La vida siguió y seguimos jugando al fútbol, claro, aunque mayoritariamente en el club, ya que nunca encontramos un lugar que reemplace a esa sagrada esquina.

Me sería imposible recordar con exactitud cuánto tiempo había pasado desde aquella tarde en que nos enteramos de la clausura. Pero una tarde de verano, en vacaciones, paseando por el barrio, crucé a la viuda del viejo de la canchita. El hombre había muerto hacía ya varios años, y no sé cómo pero la anciana me reconoció, levantó la cabeza y me dijo "Ya no vienen a jugar más acá pibe, eh", acompañando la frase con una sonrisa. No una sonrisa de alegría, sino una de nostalgia.

No le contesté, sino que sonreí también. Miré hacia la esquina en la que nunca se construyó la casa. El único cambio era que los tres árboles plantados habían crecido. Recordé la infinidad de horas que habíamos pasado allí, los goles, las peleas, el día que el Tano le pegó el pelotazo en la cabeza al viejo.

-Desde que se fueron el barrio perdió un poco de alegría- me dijo. –A veces Totín se quejaba cuando no podía dormir la siesta, pero a él le gustaba salir de la casa para pararse afuera de la cancha y mirar como ustedes jugaban. Decía que le recordaba a su infancia. Cuando dejaron de jugar acá ya no tenía con qué entretenerse.
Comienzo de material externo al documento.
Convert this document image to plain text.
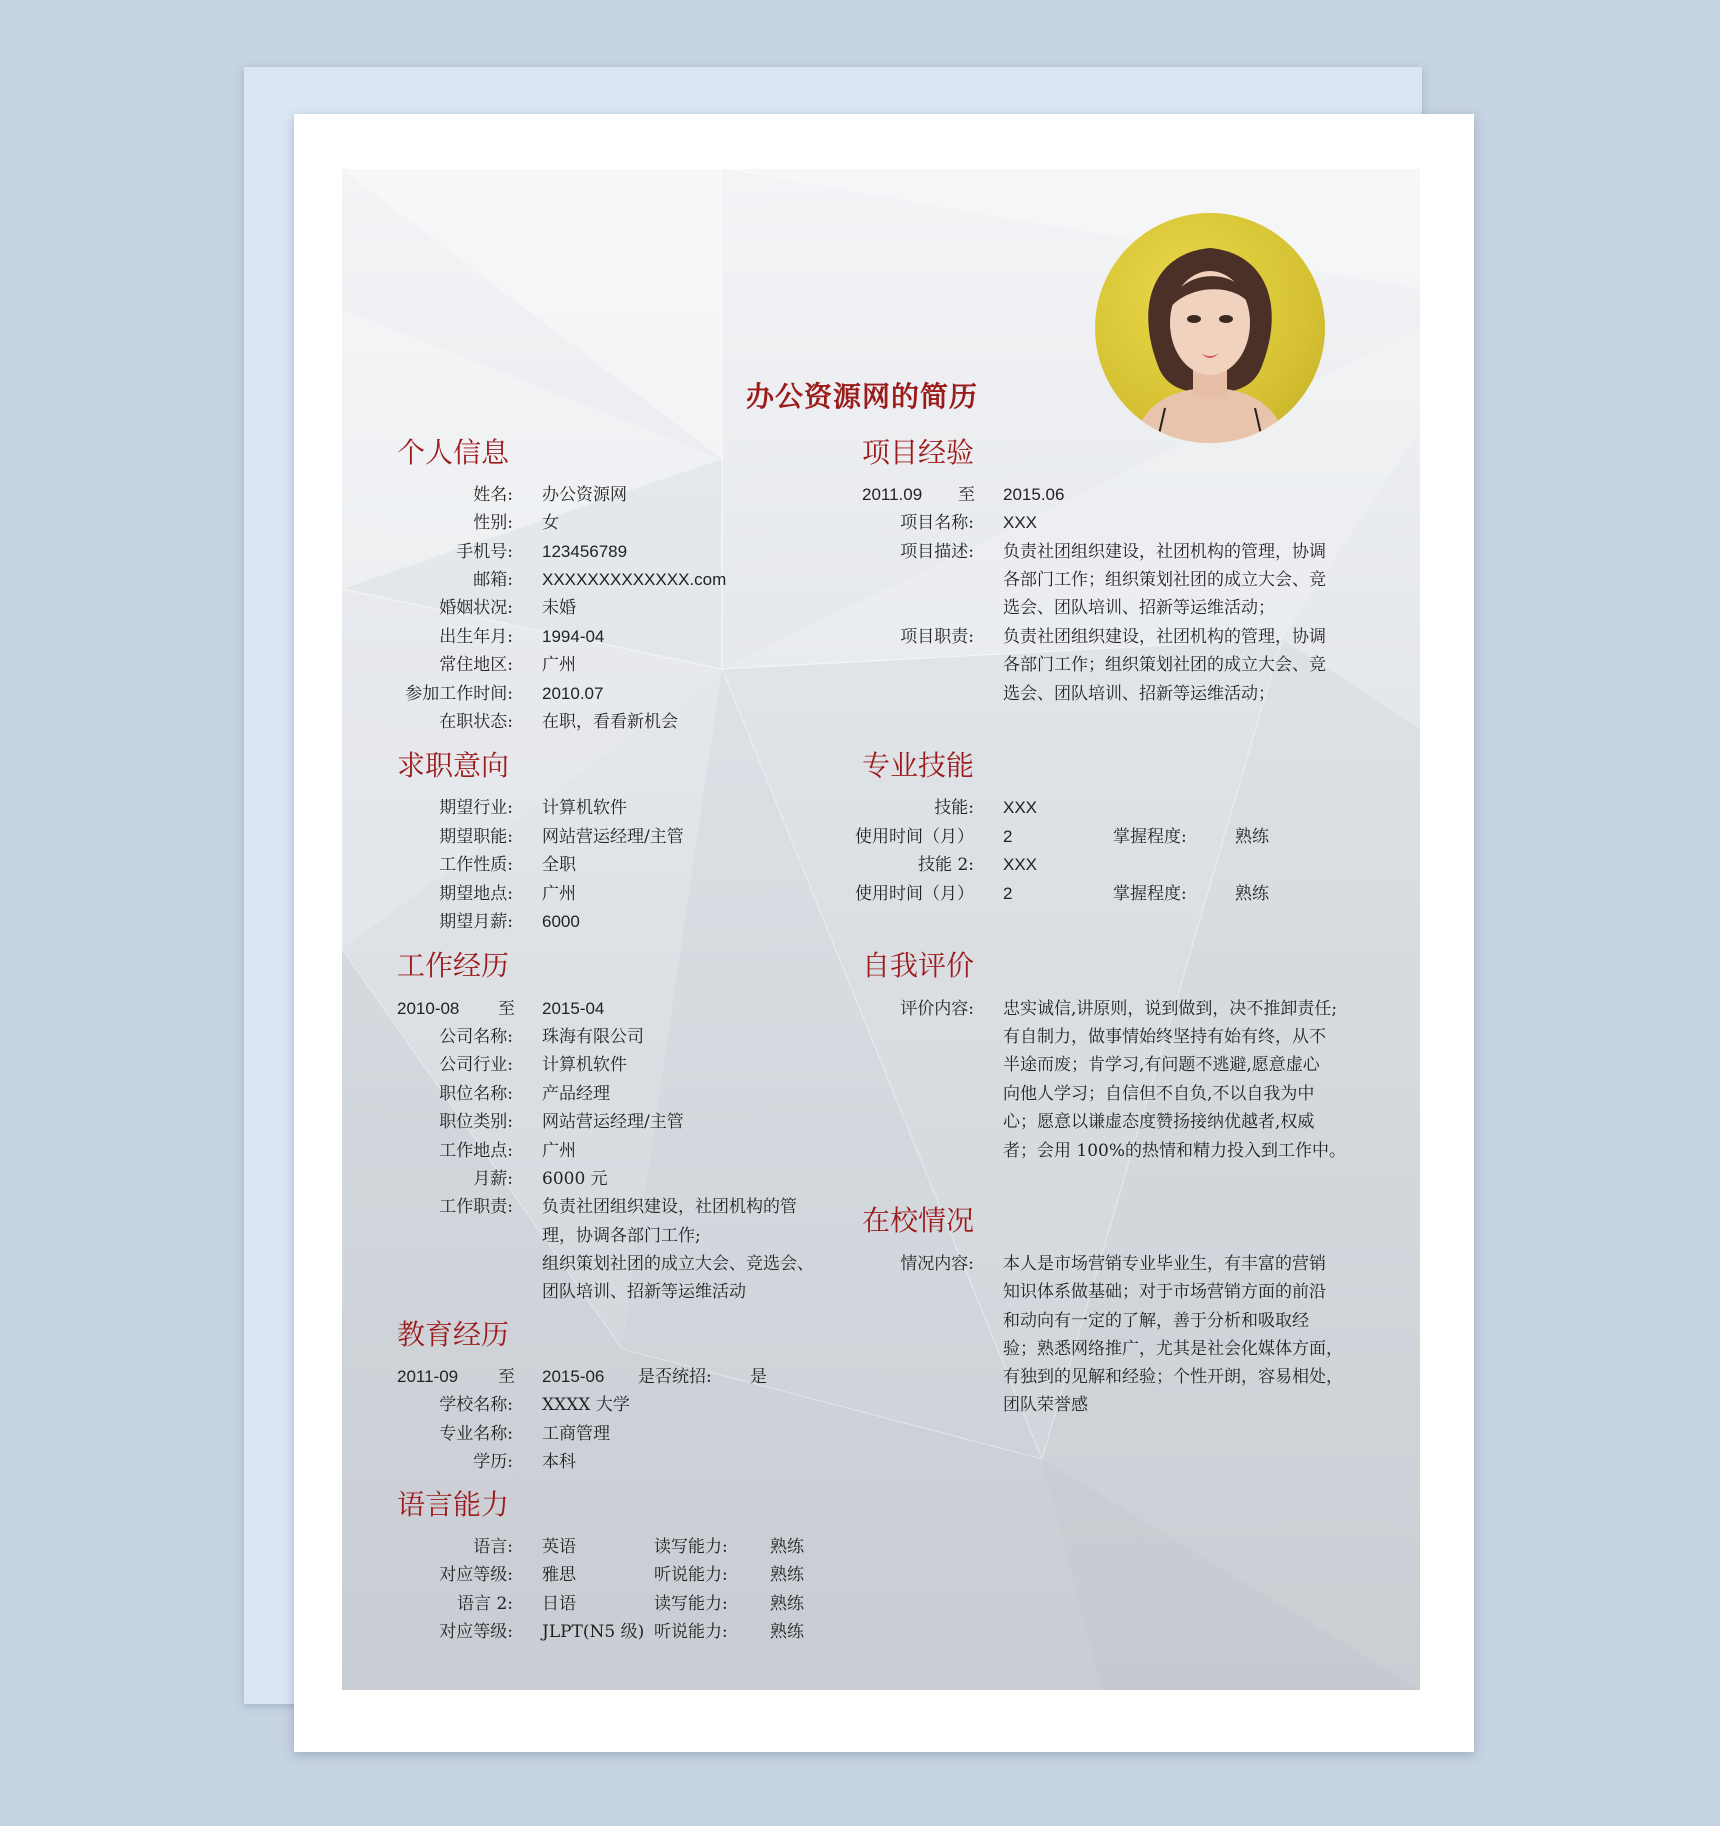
办公资源网的简历
个人信息
姓名: 办公资源网
性别: 女
手机号: 123456789
邮箱: XXXXXXXXXXXXX.com
婚姻状况: 未婚
出生年月: 1994-04
常住地区: 广州
参加工作时间: 2010.07
在职状态: 在职，看看新机会
求职意向
期望行业: 计算机软件
期望职能: 网站营运经理/主管
工作性质: 全职
期望地点: 广州
期望月薪: 6000
工作经历
2010-08 至 2015-04
公司名称: 珠海有限公司
公司行业: 计算机软件
职位名称: 产品经理
职位类别: 网站营运经理/主管
工作地点: 广州
月薪: 6000 元
工作职责: 负责社团组织建设，社团机构的管
理，协调各部门工作;
组织策划社团的成立大会、竞选会、
团队培训、招新等运维活动
教育经历
2011-09 至 2015-06 是否统招: 是
学校名称: XXXX 大学
专业名称: 工商管理
学历: 本科
语言能力
语言: 英语	读写能力: 熟练
对应等级: 雅思	听说能力: 熟练
语言 2: 日语	读写能力: 熟练
对应等级: JLPT(N5 级) 听说能力: 熟练
项目经验
2011.09 至 2015.06
项目名称: XXX
项目描述: 负责社团组织建设，社团机构的管理，协调
各部门工作；组织策划社团的成立大会、竞
选会、团队培训、招新等运维活动；
项目职责: 负责社团组织建设，社团机构的管理，协调
各部门工作；组织策划社团的成立大会、竞
选会、团队培训、招新等运维活动；
专业技能
技能: XXX
使用时间（月） 2	掌握程度:	熟练
技能 2: XXX
使用时间（月） 2	掌握程度:	熟练
自我评价
评价内容: 忠实诚信,讲原则，说到做到，决不推卸责任;
有自制力，做事情始终坚持有始有终，从不
半途而废；肯学习,有问题不逃避,愿意虚心
向他人学习；自信但不自负,不以自我为中
心；愿意以谦虚态度赞扬接纳优越者,权威
者；会用 100%的热情和精力投入到工作中。
在校情况
情况内容: 本人是市场营销专业毕业生，有丰富的营销
知识体系做基础；对于市场营销方面的前沿
和动向有一定的了解，善于分析和吸取经
验；熟悉网络推广，尤其是社会化媒体方面，
有独到的见解和经验；个性开朗，容易相处，
团队荣誉感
Esa frase me descolocó, pero lo que iba a decir a continuación, aún más.
-Es una lástima que Mirta (la vecina del otro lado) haya pedido que clausuren la cancha para que no la molesten.
Parece mentira como unas simples palabras pueden hacerle darse cuenta a uno de que vivió tantos años equivocado.
Sonreí, le dije que siga bien, y caminé con una sonrisa en los labios, pero con los ojos empañados, y decidí que esa historia merecía reivindicarse. Aunque nosotros lo sigamos recordando como el viejo de la canchita. Un viejo futbolero, al fin y al cabo.